Every sense alert, her breath shallow and fast, blood pumping with adrenalin, Holly moved as fast as she dared down to the valley floor. She followed the stream, pausing to glance around after every few steps. I’m going to shoot someone through the head, she thought, but they were no longer ‘someone’. These were little more than remnants, Godless and a travesty against nature. Once they might have had a life, but their stories had come to an end before she was born in a universe far away.

Approaching the breach, she caught a whiff of something terribly familiar. She gasped in surprise, a sense of unreality washing over her yet again. The scent of mulled wine brought a rush of memories. She blinked them away and advanced, the crossbow held ready before her.

The voices were low and relaxed, chatter between people who knew each other well. There were maybe six distinct voices, men and women, and none of them sounded afraid.

Why aren’t they scared?
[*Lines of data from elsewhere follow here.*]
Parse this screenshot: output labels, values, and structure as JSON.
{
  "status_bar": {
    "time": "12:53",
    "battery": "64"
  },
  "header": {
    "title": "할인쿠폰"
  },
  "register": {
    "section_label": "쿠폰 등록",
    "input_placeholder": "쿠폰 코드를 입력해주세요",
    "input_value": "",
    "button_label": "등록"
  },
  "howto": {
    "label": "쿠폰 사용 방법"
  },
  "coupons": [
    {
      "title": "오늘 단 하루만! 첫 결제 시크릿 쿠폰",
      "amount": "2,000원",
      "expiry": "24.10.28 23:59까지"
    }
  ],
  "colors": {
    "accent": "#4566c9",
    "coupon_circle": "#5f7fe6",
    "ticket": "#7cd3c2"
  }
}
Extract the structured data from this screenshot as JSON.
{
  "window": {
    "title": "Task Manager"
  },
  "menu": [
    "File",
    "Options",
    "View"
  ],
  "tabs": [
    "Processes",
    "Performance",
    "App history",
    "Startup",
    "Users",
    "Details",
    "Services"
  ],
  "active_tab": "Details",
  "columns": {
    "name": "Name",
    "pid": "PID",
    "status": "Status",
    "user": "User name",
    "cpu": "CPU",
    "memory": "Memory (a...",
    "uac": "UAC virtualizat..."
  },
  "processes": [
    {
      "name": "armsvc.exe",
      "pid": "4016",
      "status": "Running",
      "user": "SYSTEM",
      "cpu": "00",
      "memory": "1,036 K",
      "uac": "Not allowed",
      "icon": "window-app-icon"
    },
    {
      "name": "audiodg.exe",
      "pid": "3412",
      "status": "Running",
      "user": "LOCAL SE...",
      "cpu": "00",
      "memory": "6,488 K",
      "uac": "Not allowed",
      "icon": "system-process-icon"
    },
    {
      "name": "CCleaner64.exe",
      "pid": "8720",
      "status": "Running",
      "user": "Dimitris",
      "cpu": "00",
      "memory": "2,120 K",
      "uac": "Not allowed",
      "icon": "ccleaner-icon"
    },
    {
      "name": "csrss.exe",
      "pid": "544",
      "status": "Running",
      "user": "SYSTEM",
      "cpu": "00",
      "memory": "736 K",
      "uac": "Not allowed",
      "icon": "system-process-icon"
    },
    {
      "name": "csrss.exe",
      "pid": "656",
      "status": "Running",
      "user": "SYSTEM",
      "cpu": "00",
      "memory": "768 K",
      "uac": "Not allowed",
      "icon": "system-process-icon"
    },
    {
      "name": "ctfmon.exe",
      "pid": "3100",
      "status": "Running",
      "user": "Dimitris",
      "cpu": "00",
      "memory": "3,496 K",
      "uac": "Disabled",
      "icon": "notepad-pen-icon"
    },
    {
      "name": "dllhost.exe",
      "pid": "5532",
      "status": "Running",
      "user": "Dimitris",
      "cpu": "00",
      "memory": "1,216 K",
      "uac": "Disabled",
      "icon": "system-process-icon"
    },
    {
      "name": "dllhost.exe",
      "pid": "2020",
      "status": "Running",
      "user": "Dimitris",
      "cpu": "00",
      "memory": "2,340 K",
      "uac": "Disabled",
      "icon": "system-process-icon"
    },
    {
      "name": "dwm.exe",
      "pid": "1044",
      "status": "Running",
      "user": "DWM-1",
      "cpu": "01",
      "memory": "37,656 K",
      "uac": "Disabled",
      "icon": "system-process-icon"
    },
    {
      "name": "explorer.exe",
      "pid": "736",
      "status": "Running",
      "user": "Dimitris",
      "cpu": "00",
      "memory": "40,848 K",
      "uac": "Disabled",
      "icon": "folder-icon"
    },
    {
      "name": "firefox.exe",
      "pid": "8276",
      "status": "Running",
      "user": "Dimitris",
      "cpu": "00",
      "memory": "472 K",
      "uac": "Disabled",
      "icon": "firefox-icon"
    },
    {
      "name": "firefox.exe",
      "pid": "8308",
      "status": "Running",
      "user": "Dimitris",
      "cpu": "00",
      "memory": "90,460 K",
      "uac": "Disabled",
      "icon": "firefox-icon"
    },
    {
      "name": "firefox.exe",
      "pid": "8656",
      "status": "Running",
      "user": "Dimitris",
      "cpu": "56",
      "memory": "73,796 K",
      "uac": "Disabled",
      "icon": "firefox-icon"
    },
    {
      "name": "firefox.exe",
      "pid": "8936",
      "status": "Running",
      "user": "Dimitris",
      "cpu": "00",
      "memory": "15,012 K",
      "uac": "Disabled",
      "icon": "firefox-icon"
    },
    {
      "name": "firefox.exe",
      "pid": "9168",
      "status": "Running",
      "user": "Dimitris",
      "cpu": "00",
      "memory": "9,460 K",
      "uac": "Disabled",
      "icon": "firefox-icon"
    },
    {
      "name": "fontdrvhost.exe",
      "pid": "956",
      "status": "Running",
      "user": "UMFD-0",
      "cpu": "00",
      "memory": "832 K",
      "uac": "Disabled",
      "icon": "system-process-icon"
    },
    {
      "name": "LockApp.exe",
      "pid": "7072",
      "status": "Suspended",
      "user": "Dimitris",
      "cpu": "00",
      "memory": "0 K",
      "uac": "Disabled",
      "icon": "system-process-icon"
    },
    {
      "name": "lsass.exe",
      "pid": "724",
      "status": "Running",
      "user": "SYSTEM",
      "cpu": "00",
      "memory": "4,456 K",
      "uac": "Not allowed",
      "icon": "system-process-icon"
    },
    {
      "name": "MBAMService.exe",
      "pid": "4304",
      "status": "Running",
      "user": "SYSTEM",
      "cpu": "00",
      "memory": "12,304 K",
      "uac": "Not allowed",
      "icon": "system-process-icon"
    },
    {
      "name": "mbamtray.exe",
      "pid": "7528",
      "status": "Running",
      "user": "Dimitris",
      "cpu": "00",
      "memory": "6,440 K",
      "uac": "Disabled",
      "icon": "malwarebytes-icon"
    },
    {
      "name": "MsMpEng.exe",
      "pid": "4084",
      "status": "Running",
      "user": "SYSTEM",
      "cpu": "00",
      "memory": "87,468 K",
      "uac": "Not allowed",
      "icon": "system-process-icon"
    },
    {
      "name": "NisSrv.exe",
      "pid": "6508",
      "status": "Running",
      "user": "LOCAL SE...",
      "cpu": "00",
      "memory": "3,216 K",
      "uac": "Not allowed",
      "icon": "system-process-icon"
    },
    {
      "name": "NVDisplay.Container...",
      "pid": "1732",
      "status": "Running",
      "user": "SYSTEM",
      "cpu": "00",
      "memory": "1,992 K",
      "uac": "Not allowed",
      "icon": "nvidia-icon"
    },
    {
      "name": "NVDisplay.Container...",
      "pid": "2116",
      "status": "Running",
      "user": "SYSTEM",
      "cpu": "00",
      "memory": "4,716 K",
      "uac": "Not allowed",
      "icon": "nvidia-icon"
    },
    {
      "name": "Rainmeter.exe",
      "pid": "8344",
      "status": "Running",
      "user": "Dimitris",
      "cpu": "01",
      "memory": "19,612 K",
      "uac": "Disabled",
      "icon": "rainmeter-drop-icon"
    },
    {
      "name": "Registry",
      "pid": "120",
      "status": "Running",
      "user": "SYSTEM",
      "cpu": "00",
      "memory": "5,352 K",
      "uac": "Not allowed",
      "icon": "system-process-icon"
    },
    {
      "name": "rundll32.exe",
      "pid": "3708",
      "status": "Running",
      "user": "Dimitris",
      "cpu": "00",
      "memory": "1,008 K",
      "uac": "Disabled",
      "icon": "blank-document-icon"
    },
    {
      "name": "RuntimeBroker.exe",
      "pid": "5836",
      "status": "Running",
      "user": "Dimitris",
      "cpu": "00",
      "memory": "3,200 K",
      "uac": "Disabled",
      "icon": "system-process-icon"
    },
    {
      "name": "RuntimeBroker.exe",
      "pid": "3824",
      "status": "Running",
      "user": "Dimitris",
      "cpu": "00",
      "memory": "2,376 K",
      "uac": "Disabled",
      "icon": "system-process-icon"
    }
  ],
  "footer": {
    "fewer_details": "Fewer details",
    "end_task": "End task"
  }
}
Holly wondered, and the weight of the threat behind her spurred her on. She moved forward, and when she heard the first sign of surprise in their voices she spoke up.

‘I’m no fury!’ she said.

‘Step forward!’ someone responded.

Holly held the crossbow up, swinging it left and right as she moved into the eerie glow. There were still two of them standing in front of the breach, aiming their own weapons towards her, and several more were gathered around a steaming pot to her left.

‘It’s the visitor,’ she heard one of them whisper, and she could not hesitate. She had no idea if this world’s humans could communicate across large distances, if this group knew of her escape, or whether they’d been told to stop her at all costs. She did not know anything, except that her own world was a few small steps away. And she so wanted to be there, even after everything she had been shown in the casting room.

‘Out of my way,’ Holly said, circling around them and approaching the breach.

‘We can’t let you through,’ one of them said. He stood his ground, but she could feel nervousness radiating from him in waves.

‘You’re not “letting” me through,’ Holly said, ‘I’m insisting on it. And there are furies behind me, maybe hundreds of them, and—’

‘Hundreds?’ another of them asked. A woman, she seemed less intimidated by Holly, and more in control. She’d be the one to watch.

‘They rose from the ruins,’ Holly said.

‘You went into the ruins?’ a man gasped.

‘I . . .’ Holly began. But they were whispering, and their fear was palpable. Holly glanced up and back at the hilltop, relieved to see it was still an unmoving silhouette against the strange sky.